El señor director se detuvo al advertir que el prisionero le
observaba con una mirada impenetrable que no fue de su agrado.
– ¿Y tú qué miras? -le desafió.
Dio un golpe con los nudillos en la mesa y al instante la puerta se abrió tras Fermín. Los dos centinelas lo agarraron por los brazos y lo levantaron de la silla hasta que sus pies no tocaron el suelo.
– Acuérdate de lo que te he dicho -dijo el señor director-. Dentro de cuatro semanas quiero verte ahí sentado otra vez. Si me traes resultados, te aseguro que tu estancia aquí cambiará para mejor. Si no, te haré una reserva para el calabozo del sótano con Fu- mero y sus juguetes. ¿Está claro?
– Como el agua.
Luego, con un gesto de hastío, indicó a sus hombres que se llevaran al prisionero y apuró su copa de brandy, asqueado de tener que tratar con aquella gentuza inculta y envilecida día tras día.
Barcelona, 1957
– Daniel, se ha quedado usted blanco -murmuró Fermín, despertándome del trance.

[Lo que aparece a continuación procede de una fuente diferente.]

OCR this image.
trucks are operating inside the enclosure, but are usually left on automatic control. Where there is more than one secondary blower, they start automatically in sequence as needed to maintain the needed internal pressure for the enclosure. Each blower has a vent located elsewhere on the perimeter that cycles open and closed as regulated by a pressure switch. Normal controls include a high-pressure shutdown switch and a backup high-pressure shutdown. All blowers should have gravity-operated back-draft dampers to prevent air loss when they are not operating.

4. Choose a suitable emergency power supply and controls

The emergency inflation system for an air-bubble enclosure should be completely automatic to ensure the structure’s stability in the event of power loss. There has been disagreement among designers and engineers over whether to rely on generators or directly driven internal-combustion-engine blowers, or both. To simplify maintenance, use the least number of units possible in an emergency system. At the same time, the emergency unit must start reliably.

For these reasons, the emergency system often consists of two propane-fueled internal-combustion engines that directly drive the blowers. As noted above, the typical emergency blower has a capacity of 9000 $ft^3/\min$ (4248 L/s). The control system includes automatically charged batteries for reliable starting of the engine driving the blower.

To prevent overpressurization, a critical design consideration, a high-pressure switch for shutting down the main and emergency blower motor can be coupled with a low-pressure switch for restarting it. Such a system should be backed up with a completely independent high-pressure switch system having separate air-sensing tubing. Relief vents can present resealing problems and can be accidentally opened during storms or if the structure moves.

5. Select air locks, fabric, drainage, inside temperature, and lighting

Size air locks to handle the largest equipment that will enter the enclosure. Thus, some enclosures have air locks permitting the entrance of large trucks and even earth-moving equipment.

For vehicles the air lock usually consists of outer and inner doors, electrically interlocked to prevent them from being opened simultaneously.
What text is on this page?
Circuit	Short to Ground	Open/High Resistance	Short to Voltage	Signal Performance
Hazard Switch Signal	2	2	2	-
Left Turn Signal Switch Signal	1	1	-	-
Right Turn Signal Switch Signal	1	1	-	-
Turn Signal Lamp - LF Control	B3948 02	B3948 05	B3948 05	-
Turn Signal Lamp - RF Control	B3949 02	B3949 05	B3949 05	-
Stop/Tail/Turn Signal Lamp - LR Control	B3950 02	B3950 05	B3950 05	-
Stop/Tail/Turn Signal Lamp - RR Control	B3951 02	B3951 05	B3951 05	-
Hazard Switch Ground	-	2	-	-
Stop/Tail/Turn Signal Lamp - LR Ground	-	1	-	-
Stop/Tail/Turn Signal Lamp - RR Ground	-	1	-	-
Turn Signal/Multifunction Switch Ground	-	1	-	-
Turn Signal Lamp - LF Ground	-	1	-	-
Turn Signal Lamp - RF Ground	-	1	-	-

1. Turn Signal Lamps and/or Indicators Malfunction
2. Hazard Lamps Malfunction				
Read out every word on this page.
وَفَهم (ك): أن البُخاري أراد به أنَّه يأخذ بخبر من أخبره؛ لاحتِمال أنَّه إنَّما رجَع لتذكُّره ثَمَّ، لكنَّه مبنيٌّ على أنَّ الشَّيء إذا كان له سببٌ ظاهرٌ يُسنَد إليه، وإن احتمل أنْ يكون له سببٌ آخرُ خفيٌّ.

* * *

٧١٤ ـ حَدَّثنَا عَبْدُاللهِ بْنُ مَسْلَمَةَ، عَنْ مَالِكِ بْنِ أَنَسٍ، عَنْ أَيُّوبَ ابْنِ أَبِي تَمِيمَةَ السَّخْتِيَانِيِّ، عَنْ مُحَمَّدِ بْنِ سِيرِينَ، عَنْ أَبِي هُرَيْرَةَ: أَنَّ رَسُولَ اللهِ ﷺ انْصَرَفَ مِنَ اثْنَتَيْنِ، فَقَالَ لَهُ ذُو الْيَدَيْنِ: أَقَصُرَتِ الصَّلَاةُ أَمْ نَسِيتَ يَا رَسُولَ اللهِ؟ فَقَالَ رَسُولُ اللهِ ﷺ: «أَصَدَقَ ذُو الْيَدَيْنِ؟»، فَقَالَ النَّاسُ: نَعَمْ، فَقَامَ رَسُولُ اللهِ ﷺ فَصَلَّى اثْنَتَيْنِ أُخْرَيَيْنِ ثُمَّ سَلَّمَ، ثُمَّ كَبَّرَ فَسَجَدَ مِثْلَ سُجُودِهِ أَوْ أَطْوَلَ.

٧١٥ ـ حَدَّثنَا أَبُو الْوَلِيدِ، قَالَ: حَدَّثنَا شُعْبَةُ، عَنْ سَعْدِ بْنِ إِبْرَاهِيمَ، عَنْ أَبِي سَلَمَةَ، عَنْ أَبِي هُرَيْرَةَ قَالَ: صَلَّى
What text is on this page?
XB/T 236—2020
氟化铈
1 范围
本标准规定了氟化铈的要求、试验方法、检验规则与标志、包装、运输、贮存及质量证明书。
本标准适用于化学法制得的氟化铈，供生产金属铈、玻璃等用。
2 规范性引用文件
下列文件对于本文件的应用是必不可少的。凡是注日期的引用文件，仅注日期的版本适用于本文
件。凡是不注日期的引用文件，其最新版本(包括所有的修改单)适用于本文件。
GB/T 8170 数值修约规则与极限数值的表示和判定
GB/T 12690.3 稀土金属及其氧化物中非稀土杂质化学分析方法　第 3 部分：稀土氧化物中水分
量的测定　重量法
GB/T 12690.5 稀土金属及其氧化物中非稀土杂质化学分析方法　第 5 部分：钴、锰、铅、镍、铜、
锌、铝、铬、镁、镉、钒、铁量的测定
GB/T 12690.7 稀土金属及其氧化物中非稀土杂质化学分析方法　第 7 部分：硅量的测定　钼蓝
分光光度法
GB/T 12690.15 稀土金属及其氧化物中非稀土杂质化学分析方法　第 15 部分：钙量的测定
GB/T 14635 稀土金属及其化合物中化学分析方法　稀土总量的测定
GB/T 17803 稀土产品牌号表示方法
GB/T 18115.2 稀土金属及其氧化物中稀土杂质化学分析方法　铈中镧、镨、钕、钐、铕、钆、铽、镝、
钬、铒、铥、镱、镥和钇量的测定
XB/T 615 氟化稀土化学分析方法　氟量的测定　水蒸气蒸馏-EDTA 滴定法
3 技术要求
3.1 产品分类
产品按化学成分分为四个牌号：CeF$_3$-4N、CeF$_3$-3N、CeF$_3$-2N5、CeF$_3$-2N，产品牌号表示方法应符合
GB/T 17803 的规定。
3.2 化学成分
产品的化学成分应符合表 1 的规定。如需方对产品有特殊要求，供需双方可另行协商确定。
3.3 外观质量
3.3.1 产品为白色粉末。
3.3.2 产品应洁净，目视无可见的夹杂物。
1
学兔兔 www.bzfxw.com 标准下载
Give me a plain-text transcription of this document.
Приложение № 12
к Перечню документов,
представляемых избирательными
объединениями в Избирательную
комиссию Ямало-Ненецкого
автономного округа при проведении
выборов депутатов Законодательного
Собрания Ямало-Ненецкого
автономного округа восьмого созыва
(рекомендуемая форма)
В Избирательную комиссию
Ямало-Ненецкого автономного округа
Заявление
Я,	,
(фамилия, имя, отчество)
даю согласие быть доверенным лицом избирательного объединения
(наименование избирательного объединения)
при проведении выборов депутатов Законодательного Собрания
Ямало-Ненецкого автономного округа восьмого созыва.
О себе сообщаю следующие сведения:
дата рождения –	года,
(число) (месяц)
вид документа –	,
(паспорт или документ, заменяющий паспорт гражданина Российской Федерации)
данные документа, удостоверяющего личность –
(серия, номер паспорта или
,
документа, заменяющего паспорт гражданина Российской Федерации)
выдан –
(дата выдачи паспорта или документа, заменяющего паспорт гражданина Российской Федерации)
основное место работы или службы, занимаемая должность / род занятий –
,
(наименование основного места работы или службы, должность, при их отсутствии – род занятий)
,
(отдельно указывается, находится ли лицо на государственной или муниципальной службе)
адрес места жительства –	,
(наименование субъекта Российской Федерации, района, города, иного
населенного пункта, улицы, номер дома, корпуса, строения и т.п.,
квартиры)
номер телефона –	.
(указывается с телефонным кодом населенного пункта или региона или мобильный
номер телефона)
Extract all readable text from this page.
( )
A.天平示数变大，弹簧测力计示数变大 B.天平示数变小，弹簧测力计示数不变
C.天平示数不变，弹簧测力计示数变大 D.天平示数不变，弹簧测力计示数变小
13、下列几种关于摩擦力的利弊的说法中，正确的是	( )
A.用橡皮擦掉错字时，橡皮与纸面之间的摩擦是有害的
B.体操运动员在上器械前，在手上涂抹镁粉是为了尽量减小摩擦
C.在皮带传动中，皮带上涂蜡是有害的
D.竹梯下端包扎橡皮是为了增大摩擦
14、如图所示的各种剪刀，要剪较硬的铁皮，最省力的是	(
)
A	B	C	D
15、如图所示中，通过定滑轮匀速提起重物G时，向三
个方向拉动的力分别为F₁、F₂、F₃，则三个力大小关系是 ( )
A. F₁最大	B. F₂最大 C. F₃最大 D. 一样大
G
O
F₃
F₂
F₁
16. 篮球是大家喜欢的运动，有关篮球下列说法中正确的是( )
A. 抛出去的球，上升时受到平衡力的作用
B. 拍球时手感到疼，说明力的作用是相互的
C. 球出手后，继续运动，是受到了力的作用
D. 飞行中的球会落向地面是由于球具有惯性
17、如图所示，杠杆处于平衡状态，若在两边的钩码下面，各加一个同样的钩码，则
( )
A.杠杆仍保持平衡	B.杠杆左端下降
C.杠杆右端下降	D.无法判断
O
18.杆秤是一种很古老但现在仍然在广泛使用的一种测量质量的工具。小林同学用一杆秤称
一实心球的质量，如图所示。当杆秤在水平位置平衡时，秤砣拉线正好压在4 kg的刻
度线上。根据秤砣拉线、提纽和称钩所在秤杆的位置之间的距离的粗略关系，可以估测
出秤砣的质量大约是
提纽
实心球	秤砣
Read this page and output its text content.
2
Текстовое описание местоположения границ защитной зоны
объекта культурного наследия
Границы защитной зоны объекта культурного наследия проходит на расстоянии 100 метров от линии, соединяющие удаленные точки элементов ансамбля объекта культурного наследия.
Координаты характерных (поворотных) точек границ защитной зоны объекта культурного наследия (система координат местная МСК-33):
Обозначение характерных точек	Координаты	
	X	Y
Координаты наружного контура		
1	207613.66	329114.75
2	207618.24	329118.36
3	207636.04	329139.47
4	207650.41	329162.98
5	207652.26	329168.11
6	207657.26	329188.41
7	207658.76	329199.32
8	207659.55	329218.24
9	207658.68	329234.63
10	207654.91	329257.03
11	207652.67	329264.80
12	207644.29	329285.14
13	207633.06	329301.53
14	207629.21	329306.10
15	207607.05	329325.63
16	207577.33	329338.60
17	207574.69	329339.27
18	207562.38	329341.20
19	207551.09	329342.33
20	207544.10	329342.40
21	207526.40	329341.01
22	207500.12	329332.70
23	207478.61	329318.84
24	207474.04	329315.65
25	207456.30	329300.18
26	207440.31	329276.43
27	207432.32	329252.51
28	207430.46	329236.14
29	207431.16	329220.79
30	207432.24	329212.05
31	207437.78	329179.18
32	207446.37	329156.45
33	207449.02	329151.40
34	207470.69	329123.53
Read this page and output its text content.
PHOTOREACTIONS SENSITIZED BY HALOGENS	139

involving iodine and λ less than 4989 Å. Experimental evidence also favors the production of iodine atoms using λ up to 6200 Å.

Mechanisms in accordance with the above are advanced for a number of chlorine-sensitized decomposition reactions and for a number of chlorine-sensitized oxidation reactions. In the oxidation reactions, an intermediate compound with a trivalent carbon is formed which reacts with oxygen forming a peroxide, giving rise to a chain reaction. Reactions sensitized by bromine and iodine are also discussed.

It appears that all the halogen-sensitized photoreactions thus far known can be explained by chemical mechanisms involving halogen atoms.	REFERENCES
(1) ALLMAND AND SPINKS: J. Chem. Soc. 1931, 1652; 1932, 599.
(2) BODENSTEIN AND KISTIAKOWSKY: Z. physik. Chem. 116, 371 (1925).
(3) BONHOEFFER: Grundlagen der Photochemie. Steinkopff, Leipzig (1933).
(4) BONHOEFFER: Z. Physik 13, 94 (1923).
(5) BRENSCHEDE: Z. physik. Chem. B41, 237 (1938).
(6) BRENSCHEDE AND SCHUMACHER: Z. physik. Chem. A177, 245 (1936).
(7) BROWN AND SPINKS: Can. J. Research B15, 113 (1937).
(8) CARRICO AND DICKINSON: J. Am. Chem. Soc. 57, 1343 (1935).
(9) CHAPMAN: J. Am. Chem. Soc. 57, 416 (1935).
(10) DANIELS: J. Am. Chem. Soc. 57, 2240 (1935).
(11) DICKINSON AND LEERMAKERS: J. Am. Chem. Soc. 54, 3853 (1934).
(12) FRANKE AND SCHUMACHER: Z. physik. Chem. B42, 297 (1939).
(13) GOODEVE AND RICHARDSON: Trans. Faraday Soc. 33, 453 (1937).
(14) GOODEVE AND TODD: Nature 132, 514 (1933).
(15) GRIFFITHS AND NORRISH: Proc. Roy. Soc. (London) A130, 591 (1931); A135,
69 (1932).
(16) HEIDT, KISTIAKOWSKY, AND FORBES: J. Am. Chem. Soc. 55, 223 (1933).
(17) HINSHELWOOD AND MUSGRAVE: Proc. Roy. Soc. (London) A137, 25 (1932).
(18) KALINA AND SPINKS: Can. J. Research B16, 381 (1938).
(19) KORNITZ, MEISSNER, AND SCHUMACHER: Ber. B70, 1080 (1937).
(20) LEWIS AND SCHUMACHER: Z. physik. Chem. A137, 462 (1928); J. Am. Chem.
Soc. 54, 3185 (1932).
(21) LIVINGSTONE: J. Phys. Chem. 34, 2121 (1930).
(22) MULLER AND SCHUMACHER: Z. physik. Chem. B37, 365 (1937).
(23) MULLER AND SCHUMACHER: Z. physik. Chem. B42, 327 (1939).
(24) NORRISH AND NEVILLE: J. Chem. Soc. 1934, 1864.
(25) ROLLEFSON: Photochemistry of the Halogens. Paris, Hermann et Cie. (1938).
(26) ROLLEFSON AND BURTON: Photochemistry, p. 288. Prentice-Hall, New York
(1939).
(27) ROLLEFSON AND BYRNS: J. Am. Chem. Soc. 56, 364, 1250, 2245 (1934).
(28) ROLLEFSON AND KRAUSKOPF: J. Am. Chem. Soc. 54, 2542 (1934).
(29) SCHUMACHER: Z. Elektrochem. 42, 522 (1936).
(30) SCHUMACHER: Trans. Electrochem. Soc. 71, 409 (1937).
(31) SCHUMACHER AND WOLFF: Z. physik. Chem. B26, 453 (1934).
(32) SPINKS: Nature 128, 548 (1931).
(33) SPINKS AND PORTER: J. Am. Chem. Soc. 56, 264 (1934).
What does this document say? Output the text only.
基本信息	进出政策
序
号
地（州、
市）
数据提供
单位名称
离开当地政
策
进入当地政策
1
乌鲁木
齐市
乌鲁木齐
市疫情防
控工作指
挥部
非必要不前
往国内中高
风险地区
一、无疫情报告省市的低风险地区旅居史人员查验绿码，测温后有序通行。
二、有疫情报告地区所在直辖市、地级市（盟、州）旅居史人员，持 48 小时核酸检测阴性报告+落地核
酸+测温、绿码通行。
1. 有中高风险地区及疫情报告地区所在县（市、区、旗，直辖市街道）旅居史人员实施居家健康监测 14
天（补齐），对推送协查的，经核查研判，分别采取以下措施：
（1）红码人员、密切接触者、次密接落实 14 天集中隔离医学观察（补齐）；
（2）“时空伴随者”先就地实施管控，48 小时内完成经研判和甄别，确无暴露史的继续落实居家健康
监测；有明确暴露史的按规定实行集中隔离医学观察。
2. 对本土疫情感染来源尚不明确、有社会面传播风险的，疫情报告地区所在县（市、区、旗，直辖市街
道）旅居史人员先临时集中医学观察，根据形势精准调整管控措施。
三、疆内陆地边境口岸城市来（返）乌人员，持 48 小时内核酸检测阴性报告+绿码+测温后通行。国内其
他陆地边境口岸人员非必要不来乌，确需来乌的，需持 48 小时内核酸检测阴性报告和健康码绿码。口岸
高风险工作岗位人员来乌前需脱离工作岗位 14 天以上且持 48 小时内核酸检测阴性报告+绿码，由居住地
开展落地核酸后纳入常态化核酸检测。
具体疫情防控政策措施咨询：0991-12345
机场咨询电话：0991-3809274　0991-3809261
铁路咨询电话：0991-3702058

El comedor de Can Lluís y las calles que habíamos recorrido hasta llegar allí habían desaparecido. Cuanto era capaz de ver era aquel despacho en el castillo de Montjuic y el rostro de aquel hombre hablando de mi madre con palabras e insinuaciones que me quemaban. Sentí algo frío y cortante abrirse camino en mi interior, una rabia como no la había conocido jamás. Por un instante deseé más que nada en el mundo tener a aquel malnacido frente a mí para retorcerle el cuello y mirarle de cerca hasta que le explotasen las venas de los ojos.
– Daniel…
Cerré los ojos un instante y respiré hondo. Cuando los abrí de nuevo estaba de regreso en Can Lluís, y Fermín Romero de Torres me miraba derrotado.
– Perdóneme, Daniel -dijo.
Tenía la boca seca. Me serví un vaso de agua y lo apuré esperando que me viniesen las palabras a los labios.
– No hay nada que perdonar, Fermín. Nada de lo que me ha contado es culpa suya.
– La culpa es mía por tenérselo que contar, para empezar – dijo en voz tan baja que casi resultaba inaudible.
Le vi bajar la mirada, como si no se atreviese a observarme. Comprendí que el dolor que le embargaba al recordar aquel episodio y tener que revelarme la verdad era tan grande que me avergoncé del rencor que se había apoderado de mí.
– Fermín, míreme.
Fermín atinó a mirarme por el rabillo del ojo y le sonreí.
– Quiero que sepa que le agradezco que me haya contado la verdad y que entiendo por qué prefirió no decirme nada de esto hace dos años.
Fermín asintió débilmente pero algo en su mirada me dio a entender que mis palabras no le servían de consuelo alguno. Al contrario. Permanecimos en silencio unos instantes.
– Hay más, ¿verdad? -pregunté al fin.
Fermín asintió.
– ¿Y lo que viene es peor?
Fermín asintió de nuevo.
– Mucho peor.
Desvié la mirada y sonreí al profesor Alburquerque, que se retiraba ya, no sin antes saludarnos.
– Entonces, ¿por qué no nos pedimos otra agua y me cuenta el resto? -pregunté.
– Mejor que sea vino -estimó Fermín-. Del peleón.
Barcelona, 1940
Una semana después de la entrevista entre Fermín y el señor director, un par de individuos a los que nadie había visto nunca por la galería y que olían a la legua a Brigada Social se llevaron a Salgado esposado sin mediar palabra.
– Bebo, ¿sabes adonde se lo llevan? -preguntó el número 12.
El carcelero negó, pero en sus ojos se podía ver que algo había oído y que prefería no entrar en el tema. A falta de otras noticias, la ausencia de Salgado fue inmediato objeto de debate y especulación por parte de los prisioneros, que formularon teorías de todo tipo.